The autocratic structure underlying this book was adapted by writers for decades afterward. The fear of fascism across the Western world from the 1930s to the 60s is said to have prompted the use of these common themes: namely those of totalitarianism, patriotic zealotry and an individual’s attempts at subverting them.

 

In 1984, Orwell, who was inspired by Huxley’s work, tapped into the same perception of dystopia. His phrases in Newspeak, the abbreviated version of English adopted by the government, have found their way into popular culture.

The omnipresent tension of society is mirrored from predecessors like Brave New World and We, but secret surveillance (Big Brother, of course), deception, and blatant violence are Orwell’s additions, with the Spies and Youth League bearing a striking similarity to the Gestapo and Hitler Youth.

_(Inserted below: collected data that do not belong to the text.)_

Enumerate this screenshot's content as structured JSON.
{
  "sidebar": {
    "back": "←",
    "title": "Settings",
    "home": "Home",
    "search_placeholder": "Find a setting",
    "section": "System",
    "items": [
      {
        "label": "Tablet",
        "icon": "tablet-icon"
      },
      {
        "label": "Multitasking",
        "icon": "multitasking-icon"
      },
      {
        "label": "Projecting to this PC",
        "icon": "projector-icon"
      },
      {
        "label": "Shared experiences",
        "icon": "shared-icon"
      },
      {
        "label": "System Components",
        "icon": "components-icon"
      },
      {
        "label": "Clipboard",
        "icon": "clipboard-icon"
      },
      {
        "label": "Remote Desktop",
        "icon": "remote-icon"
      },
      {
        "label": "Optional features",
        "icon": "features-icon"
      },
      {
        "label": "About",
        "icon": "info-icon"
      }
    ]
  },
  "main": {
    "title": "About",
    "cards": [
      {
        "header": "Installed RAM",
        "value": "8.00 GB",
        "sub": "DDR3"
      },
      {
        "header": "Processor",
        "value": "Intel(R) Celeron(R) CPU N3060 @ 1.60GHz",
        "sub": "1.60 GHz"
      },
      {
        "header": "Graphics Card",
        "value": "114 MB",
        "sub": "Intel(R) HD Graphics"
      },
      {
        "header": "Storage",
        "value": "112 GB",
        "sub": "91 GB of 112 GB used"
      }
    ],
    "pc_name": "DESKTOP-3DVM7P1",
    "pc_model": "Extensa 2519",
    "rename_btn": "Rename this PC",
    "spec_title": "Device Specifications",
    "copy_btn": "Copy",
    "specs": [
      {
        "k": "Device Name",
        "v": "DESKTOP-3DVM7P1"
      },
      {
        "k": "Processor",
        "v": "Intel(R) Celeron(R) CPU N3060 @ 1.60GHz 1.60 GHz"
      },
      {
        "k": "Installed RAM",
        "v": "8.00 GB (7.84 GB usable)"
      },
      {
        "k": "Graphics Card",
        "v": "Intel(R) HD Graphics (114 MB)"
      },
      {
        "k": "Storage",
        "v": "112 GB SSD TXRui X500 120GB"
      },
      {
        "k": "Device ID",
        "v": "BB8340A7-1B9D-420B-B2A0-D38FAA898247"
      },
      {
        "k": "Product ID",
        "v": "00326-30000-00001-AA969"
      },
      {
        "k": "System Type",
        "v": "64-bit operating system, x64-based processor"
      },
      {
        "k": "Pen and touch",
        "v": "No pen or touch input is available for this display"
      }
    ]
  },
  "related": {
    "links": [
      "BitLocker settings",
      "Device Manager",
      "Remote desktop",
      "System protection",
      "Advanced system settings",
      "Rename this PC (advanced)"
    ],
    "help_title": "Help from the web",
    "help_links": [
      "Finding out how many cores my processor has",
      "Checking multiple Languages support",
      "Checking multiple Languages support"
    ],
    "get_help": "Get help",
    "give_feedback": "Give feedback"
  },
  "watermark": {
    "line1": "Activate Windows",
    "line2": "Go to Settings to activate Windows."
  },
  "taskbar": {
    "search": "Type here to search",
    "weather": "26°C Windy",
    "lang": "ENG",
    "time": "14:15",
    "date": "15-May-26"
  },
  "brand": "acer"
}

The urgency and despair of his tone quickly became par for the course of dystopian fiction, seen often in sentences like, “If you want a vision of the future, imagine a boot stamping on a human face – forever.”

The horror of a desensitised society seen in 1984, was also extensively described in Fahrenheit 451, with children shooting people for fun, and footage of ships of being bombed served up as amusement. Written during the Cold War, both books warned against governments trying to mould the lives of their citizens, expressing the authors’ frustration at the suppression of individuality, and independent thinking. In a break from the pattern, Guy Montag, Bradbury’s protagonist, got to have a happy ending of sorts, where he escaped the confines of his previous life to join a community of forward thinking rebels.

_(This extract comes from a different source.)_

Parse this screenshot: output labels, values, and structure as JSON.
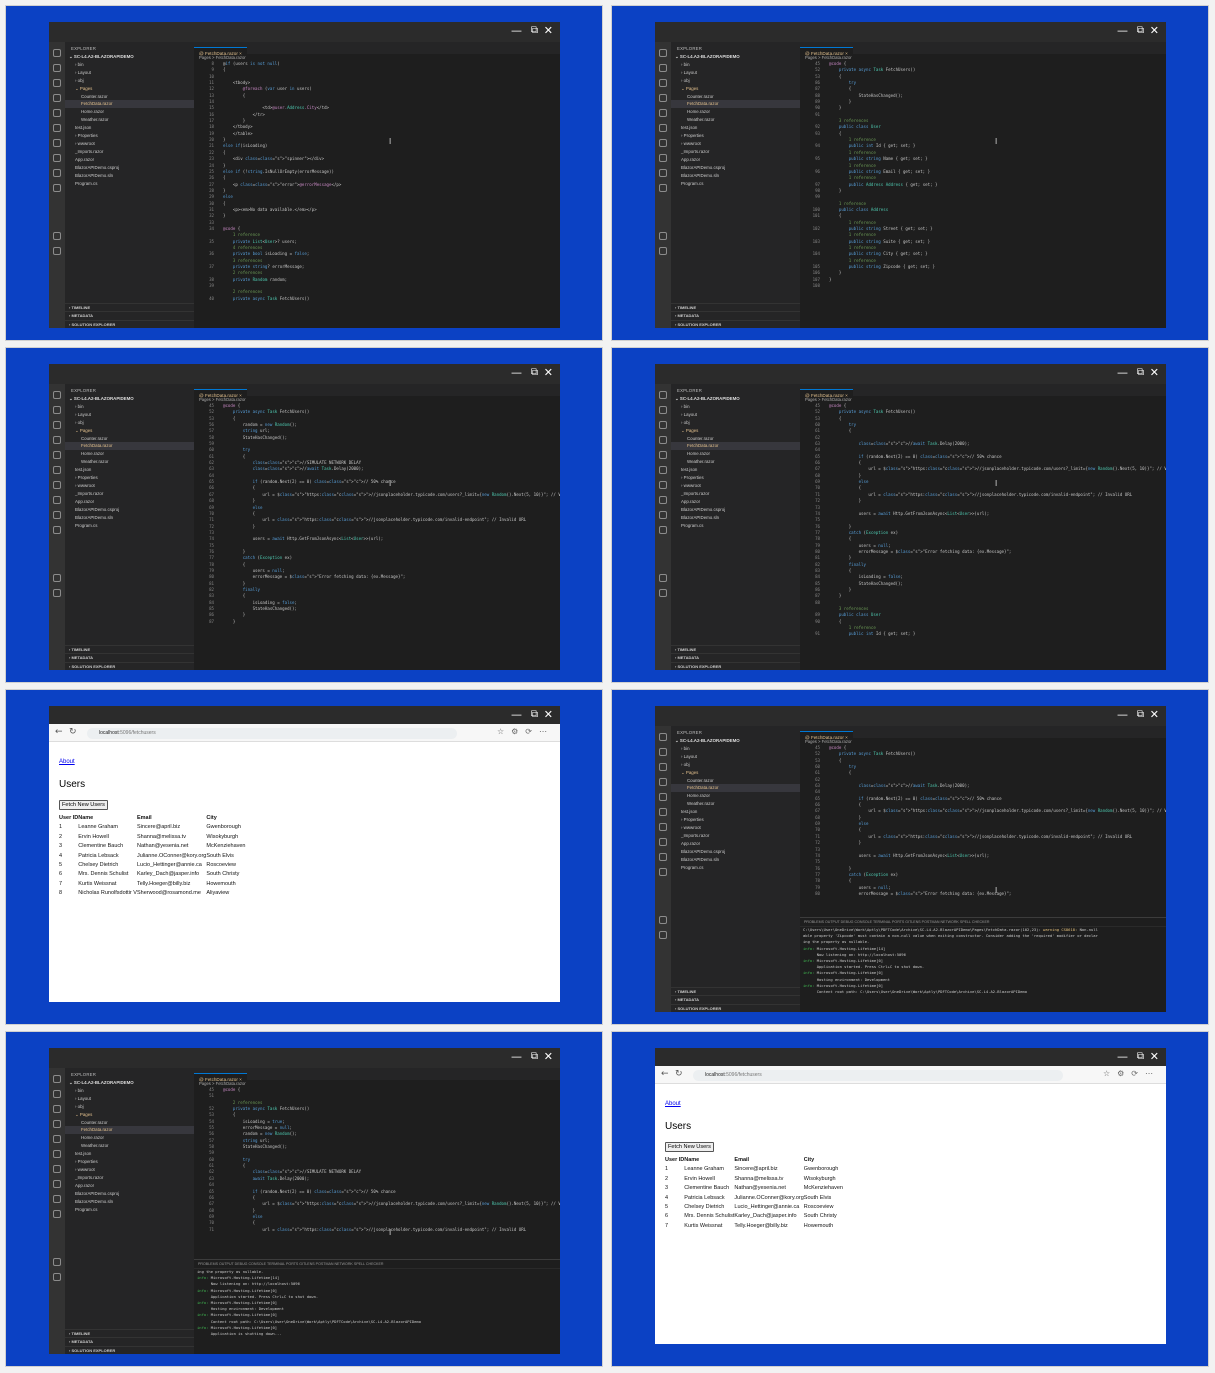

Violence as a strong component of what dystopia constituted was taken more than a few steps forward in Anthony Burgess’s A Clockwork Orange. Inspired by stilyagi, gangs of teenagers Burgess encountered in Leningrad in 1961, he crafted a fictional world where adolescent hooligans ran amok, speaking nadsat, an invented slang, heavily inspired by Russian. In the context of A Clockwork Orange, people’s deeply entrenched Catholic notions of free will and original sin stood shoulder to shoulder with the strong fear of that time’s USSR, which was ahead of all other nations in the space race, and seemed genuinely capable of pursuing world dominion.

 

The next decade marked the election of Thatcher in 1979, closely followed by that of Reagan in 1980, where the Western world saw a sudden shift in thought process, to the revival of a more conservative ideology. Religious conservatives stood in arms against the perceived ‘sexual liberation’ of the 1960s, making feminists fear that the rights they’d worked towards (widespread access to contraception, the legalization of abortion, and the increasing political influence of female voters) would be suddenly revoked. The angst caused by it was fertile ground for the birth of The Handmaid’s Tale, a staunchly feminist work of dystopia that has never been out of print till today. Margaret Atwood leveraged public fears like those of the newly-discovered AIDS and nuclear power plant explosions to make the novel uncomfortably plausible. Dehumanising restrictions were heaped on women far more than men, and they were relegated into sharply demarcated roles – those of housewives, labourers or handmaids (birth givers) – without the rights to vote, read or write.

Despite the political, cultural and human rights tensions of each of these decades, a few common threads are apparent in the dystopian tapestry. The obliteration of individual choice, the disregard of fact and the dissemination of propaganda seem to have remained genuine fears in the public’s imagination throughout. Perhaps these are even more genuine features today in what is dubbed as the ‘post-truth era’, bursting with alternative facts and strongly growing fundamentalism. Based on the last year alone, one can hope that the course of the genre takes an interesting turn.